PURPOSE: Efficient strategies to screen promising agents in early phase development are essential for rapid progress in breast cancer chemoprevention. We report our experience with the natural compound perillyl alcohol (POH) administered in a short-term surrogate end point biomarker (SEB) protocol, using the "window" between diagnostic and definitive surgery. EXPERIMENTAL DESIGN: Eligible patients included those with a diagnosis of atypical ductal hyperplasia, ductal carcinoma in situ, lobular carcinoma in situ, or invasive carcinoma (<3 cm in size) that required further surgery. Thirty-seven of 267 women screened were enrolled in the study (14%). Five women received single-dose POH (1.5 g/m2) 2 days before surgery, 16 received escalating doses of POH (1.2 g/m2 to 4.8 g/m2/day) for 2 days before surgery, and 16 served as untreated controls. Exploratory SEB analysis [estrogen receptor, progesterone receptor, proliferation, apoptosis, M6P/insulin-like growth factor (IGF)-2R, IGF1, IGF2 and transforming growth factor beta] was conducted before and after POH. RESULTS: Only a small portion of the population screened entered the study. Reasons for nonparticipation included protocol ineligibility, conflict of timing of surgery, miscellaneous logistical reasons, or patient's choice. POH administration was well tolerated and did not interfere with surgical management.
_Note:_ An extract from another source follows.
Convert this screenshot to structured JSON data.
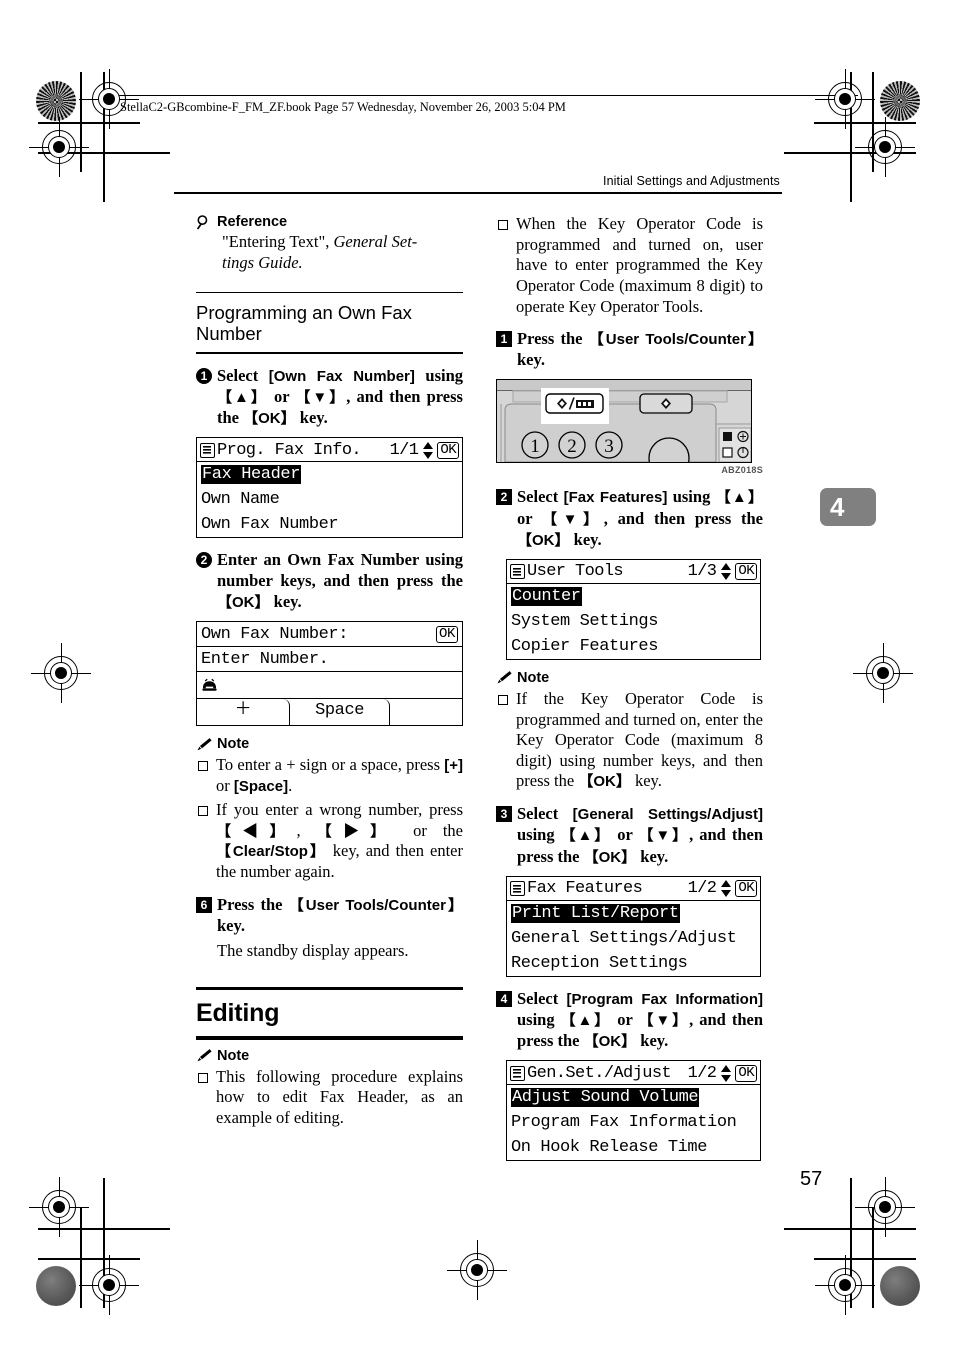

The power to observe changes in candidate SEB was diminished by a 44% incidence of cases in which the index lesion was not present in the definitive surgical specimen. CONCLUSIONS: Preoperative POH exposure was safe and suitable for a more definitive phase II SEB study. Further investigations must overcome logistical obstacles to accrual, and they must focus on approaches to maximize tissue collection and to incorporate genomic analysis of target lesions.